“We’re losing a whole generation — I call it mass murder.” These are the words of a heartbroken mother who buried her son at just 34 years old due to an opioid drug overdose. Yet, despite the crises, there are few places ready to support the families who suffer due to this epidemic. Struggling to deal with her loss, she placed calls around her city for a support group or someone to help. No one called her back.
This mother’s words, taken from an article in Alban Weekly, a publication of Duke Divinity School, were jarring to my spirit. The phrase is not new, I’ve heard it used over and over in the context of losing the battle for this generation’s mind through media indoctrination, losing a generation to pornography or losing a generation to worldliness – but at least in my case, I hadn’t really ever considered that our church family would be at risk of losing a whole generation to drug addiction and overdose. I realize this is not a new problem, but the rate at which it is escalating is new and it should be alarming to all of us. The kids in our pews are not immune. These drugs are cheap, easy to access, and are affecting adults and children from every socio-economic status, every ethnicity and every neighborhood. And it seems no matter whose lives are left shattered, those in the aftermath say they had one common misperception — “That won’t happen to my kid.”

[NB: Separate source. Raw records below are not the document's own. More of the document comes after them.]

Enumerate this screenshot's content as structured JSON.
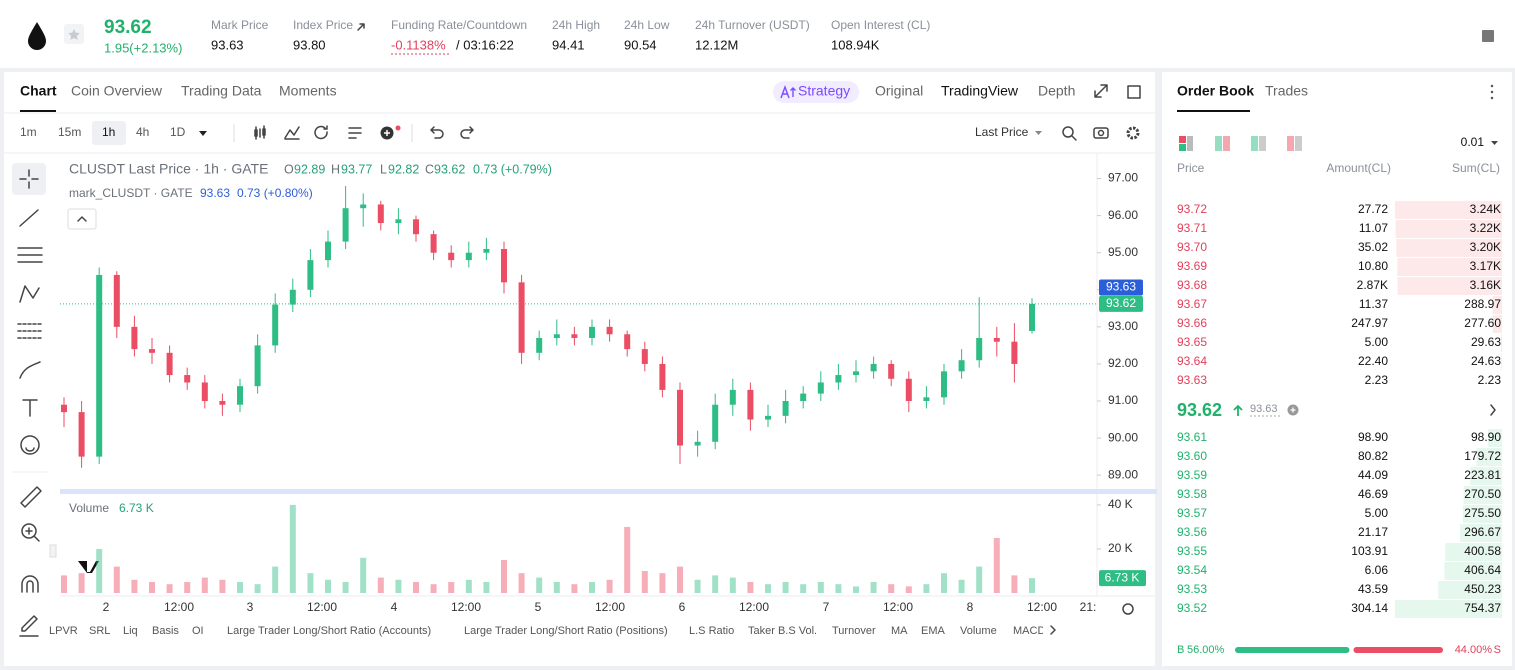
{
  "header": {
    "price": "93.62",
    "change": "1.95(+2.13%)",
    "stats": [
      {
        "label": "Mark Price",
        "value": "93.63"
      },
      {
        "label": "Index Price",
        "value": "93.80"
      },
      {
        "label": "Funding Rate/Countdown",
        "value": "-0.1138%",
        "extra": "/ 03:16:22"
      },
      {
        "label": "24h High",
        "value": "94.41"
      },
      {
        "label": "24h Low",
        "value": "90.54"
      },
      {
        "label": "24h Turnover (USDT)",
        "value": "12.12M"
      },
      {
        "label": "Open Interest (CL)",
        "value": "108.94K"
      }
    ]
  },
  "tabs": [
    "Chart",
    "Coin Overview",
    "Trading Data",
    "Moments"
  ],
  "views": [
    "Strategy",
    "Original",
    "TradingView",
    "Depth"
  ],
  "intervals": [
    "1m",
    "15m",
    "1h",
    "4h",
    "1D"
  ],
  "price_type": "Last Price",
  "legend": {
    "symbol": "CLUSDT Last Price · 1h · GATE",
    "ohlc": [
      {
        "key": "O",
        "value": "92.89"
      },
      {
        "key": "H",
        "value": "93.77"
      },
      {
        "key": "L",
        "value": "92.82"
      },
      {
        "key": "C",
        "value": "93.62"
      }
    ],
    "change": "0.73 (+0.79%)",
    "mark": "mark_CLUSDT · GATE",
    "mark_price": "93.63",
    "mark_change": "0.73 (+0.80%)"
  },
  "chart_data": {
    "type": "candlestick",
    "up_color": "#2ebd85",
    "down_color": "#ea4d64",
    "open": [
      90.9,
      90.7,
      89.5,
      94.4,
      93.0,
      92.4,
      92.3,
      91.7,
      91.5,
      91.0,
      90.9,
      91.4,
      92.5,
      93.6,
      94.0,
      94.8,
      95.3,
      96.2,
      96.3,
      95.8,
      95.9,
      95.5,
      95.0,
      94.8,
      95.0,
      95.1,
      94.2,
      92.3,
      92.7,
      92.8,
      92.7,
      93.0,
      92.8,
      92.4,
      92.0,
      91.3,
      89.8,
      89.9,
      90.9,
      91.3,
      90.5,
      90.6,
      91.0,
      91.2,
      91.5,
      91.7,
      91.8,
      92.0,
      91.6,
      91.0,
      91.1,
      91.8,
      92.1,
      92.7,
      92.6,
      92.89
    ],
    "high": [
      91.1,
      91.0,
      94.6,
      94.5,
      93.3,
      92.7,
      92.5,
      91.9,
      91.7,
      91.2,
      91.6,
      92.8,
      93.9,
      94.3,
      95.1,
      95.6,
      96.8,
      96.6,
      96.4,
      96.2,
      96.0,
      95.6,
      95.2,
      95.3,
      95.4,
      95.3,
      94.4,
      92.9,
      93.2,
      93.0,
      93.2,
      93.2,
      92.9,
      92.6,
      92.2,
      91.5,
      90.2,
      91.2,
      91.6,
      91.5,
      90.9,
      91.3,
      91.4,
      91.8,
      92.0,
      92.1,
      92.2,
      92.1,
      91.8,
      91.4,
      92.0,
      92.4,
      93.8,
      93.0,
      93.1,
      93.77
    ],
    "low": [
      90.3,
      89.2,
      89.3,
      92.7,
      92.2,
      92.0,
      91.5,
      91.3,
      90.8,
      90.6,
      90.7,
      91.2,
      92.3,
      93.4,
      93.8,
      94.6,
      95.1,
      95.7,
      95.6,
      95.5,
      95.3,
      94.8,
      94.6,
      94.6,
      94.8,
      93.9,
      92.0,
      92.1,
      92.5,
      92.5,
      92.5,
      92.6,
      92.2,
      91.8,
      91.1,
      89.3,
      89.5,
      89.7,
      90.6,
      90.2,
      90.3,
      90.4,
      90.8,
      91.0,
      91.3,
      91.5,
      91.6,
      91.4,
      90.7,
      90.8,
      90.9,
      91.6,
      91.9,
      92.2,
      91.5,
      92.82
    ],
    "close": [
      90.7,
      89.5,
      94.4,
      93.0,
      92.4,
      92.3,
      91.7,
      91.5,
      91.0,
      90.9,
      91.4,
      92.5,
      93.6,
      94.0,
      94.8,
      95.3,
      96.2,
      96.3,
      95.8,
      95.9,
      95.5,
      95.0,
      94.8,
      95.0,
      95.1,
      94.2,
      92.3,
      92.7,
      92.8,
      92.7,
      93.0,
      92.8,
      92.4,
      92.0,
      91.3,
      89.8,
      89.9,
      90.9,
      91.3,
      90.5,
      90.6,
      91.0,
      91.2,
      91.5,
      91.7,
      91.8,
      92.0,
      91.6,
      91.0,
      91.1,
      91.8,
      92.1,
      92.7,
      92.6,
      92.0,
      93.62
    ],
    "ylim": [
      88.6,
      97.5
    ],
    "yticks": [
      {
        "value": 97,
        "label": "97.00"
      },
      {
        "value": 96,
        "label": "96.00"
      },
      {
        "value": 95,
        "label": "95.00"
      },
      {
        "value": 94,
        "label": "94.00"
      },
      {
        "value": 93,
        "label": "93.00"
      },
      {
        "value": 92,
        "label": "92.00"
      },
      {
        "value": 91,
        "label": "91.00"
      },
      {
        "value": 90,
        "label": "90.00"
      },
      {
        "value": 89,
        "label": "89.00"
      }
    ],
    "x_labels": [
      "2",
      "12:00",
      "3",
      "12:00",
      "4",
      "12:00",
      "5",
      "12:00",
      "6",
      "12:00",
      "7",
      "12:00",
      "8",
      "12:00",
      "21:"
    ],
    "mark_price": 93.63,
    "last_price": 93.62
  },
  "volume": {
    "type": "bar",
    "title": "Volume",
    "current_label": "6.73 K",
    "values": [
      8000,
      9000,
      20000,
      12000,
      6000,
      5000,
      4000,
      5000,
      7000,
      6000,
      5000,
      4000,
      12000,
      40000,
      9000,
      6000,
      5000,
      16000,
      7000,
      6000,
      5000,
      4000,
      5000,
      6000,
      5000,
      15000,
      9000,
      7000,
      5000,
      4000,
      5000,
      6000,
      30000,
      10000,
      9000,
      12000,
      6000,
      8000,
      7000,
      5000,
      4000,
      5000,
      4000,
      5000,
      4000,
      3000,
      5000,
      4000,
      3000,
      4000,
      9000,
      6000,
      12000,
      25000,
      8000,
      6730
    ],
    "ylim": [
      0,
      43600
    ],
    "yticks": [
      {
        "value": 20000,
        "label": "20 K"
      },
      {
        "value": 40000,
        "label": "40 K"
      }
    ]
  },
  "indicators": [
    "LPVR",
    "SRL",
    "Liq",
    "Basis",
    "OI",
    "Large Trader Long/Short Ratio (Accounts)",
    "Large Trader Long/Short Ratio (Positions)",
    "L.S Ratio",
    "Taker B.S Vol.",
    "Turnover",
    "MA",
    "EMA",
    "Volume",
    "MACD"
  ],
  "order_book": {
    "tabs": [
      "Order Book",
      "Trades"
    ],
    "precision": "0.01",
    "columns": [
      "Price",
      "Amount(CL)",
      "Sum(CL)"
    ],
    "asks": [
      {
        "price": "93.72",
        "amount": "27.72",
        "sum": {
          "value": 3240,
          "label": "3.24K"
        }
      },
      {
        "price": "93.71",
        "amount": "11.07",
        "sum": {
          "value": 3220,
          "label": "3.22K"
        }
      },
      {
        "price": "93.70",
        "amount": "35.02",
        "sum": {
          "value": 3200,
          "label": "3.20K"
        }
      },
      {
        "price": "93.69",
        "amount": "10.80",
        "sum": {
          "value": 3170,
          "label": "3.17K"
        }
      },
      {
        "price": "93.68",
        "amount": "2.87K",
        "sum": {
          "value": 3160,
          "label": "3.16K"
        }
      },
      {
        "price": "93.67",
        "amount": "11.37",
        "sum": 288.97
      },
      {
        "price": "93.66",
        "amount": "247.97",
        "sum": {
          "value": 277.6,
          "label": "277.60"
        }
      },
      {
        "price": "93.65",
        "amount": "5.00",
        "sum": 29.63
      },
      {
        "price": "93.64",
        "amount": "22.40",
        "sum": 24.63
      },
      {
        "price": "93.63",
        "amount": "2.23",
        "sum": 2.23
      }
    ],
    "last": "93.62",
    "mark": "93.63",
    "bids": [
      {
        "price": "93.61",
        "amount": "98.90",
        "sum": {
          "value": 98.9,
          "label": "98.90"
        }
      },
      {
        "price": "93.60",
        "amount": "80.82",
        "sum": 179.72
      },
      {
        "price": "93.59",
        "amount": "44.09",
        "sum": 223.81
      },
      {
        "price": "93.58",
        "amount": "46.69",
        "sum": {
          "value": 270.5,
          "label": "270.50"
        }
      },
      {
        "price": "93.57",
        "amount": "5.00",
        "sum": {
          "value": 275.5,
          "label": "275.50"
        }
      },
      {
        "price": "93.56",
        "amount": "21.17",
        "sum": 296.67
      },
      {
        "price": "93.55",
        "amount": "103.91",
        "sum": 400.58
      },
      {
        "price": "93.54",
        "amount": "6.06",
        "sum": 406.64
      },
      {
        "price": "93.53",
        "amount": "43.59",
        "sum": 450.23
      },
      {
        "price": "93.52",
        "amount": "304.14",
        "sum": 754.37
      }
    ],
    "buy": {
      "key": "B",
      "share": {
        "value": 56,
        "label": "56.00%"
      }
    },
    "sell": {
      "key": "S",
      "share": {
        "value": 44,
        "label": "44.00%"
      }
    }
  }
}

Sadly, it does happen to “our” kids. In the past month our church has been affected by the overdose deaths of four young people, one of whom was just 13 years old. If this were a type of cancer or a communicable disease, the panic and the urgency to protect our families would be unprecedented. Overdose is now the leading cause of death of Americans under age 50. Yet, we still think somehow we are insulated, protected and it won’t happen to us. It is that mindset that must change. First, we must start educating our children and teens. They need the facts, they need guidance and direction in dealing with the availability of these drugs, and they need close monitoring. Secondly, we have to be ready when our communities need support. We have to return those hard calls.

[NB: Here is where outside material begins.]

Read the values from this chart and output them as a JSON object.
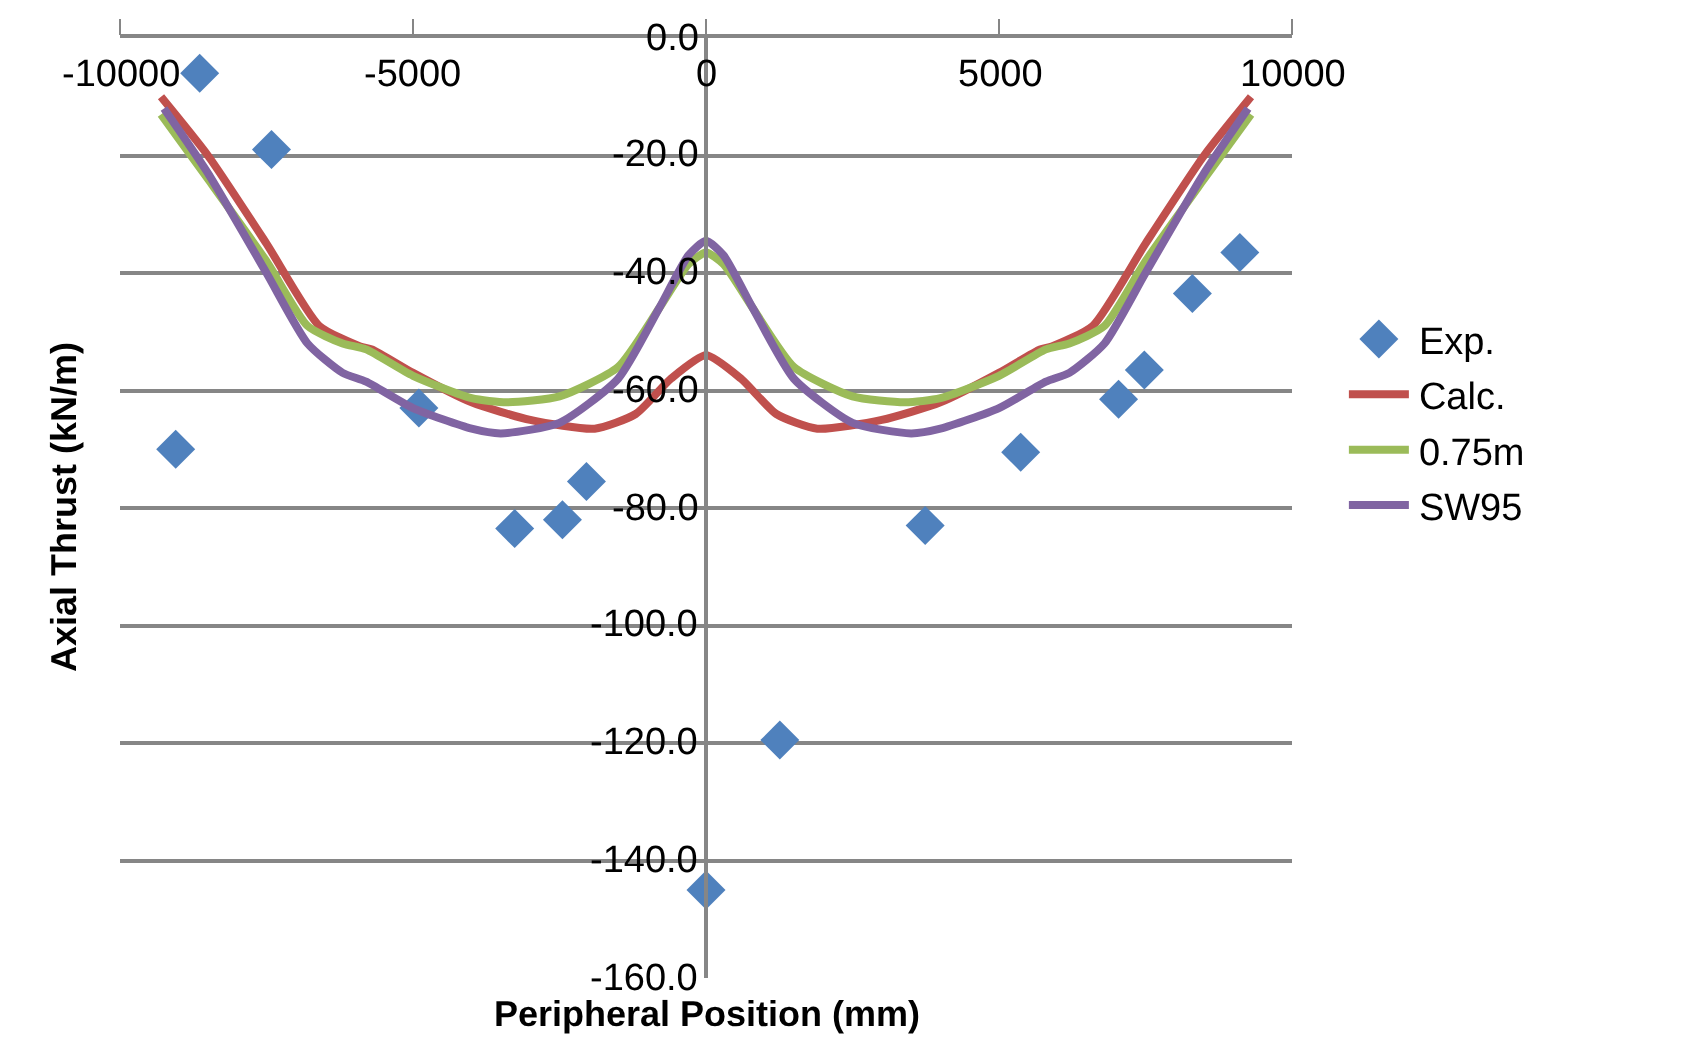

The article mentioned above documents the efforts of a small congregation in Massachusetts that is reaching out to their community. They canvased their rural town with simple signs that had “#2069” printed on them. 2069 is the number of people who had died from overdose at that time in their state. The number has grown, but the message and the support of this one church continues.
“Lest Satan should get an advantage of us: for we are not ignorant of his devices” (2 Corinthians 2:11).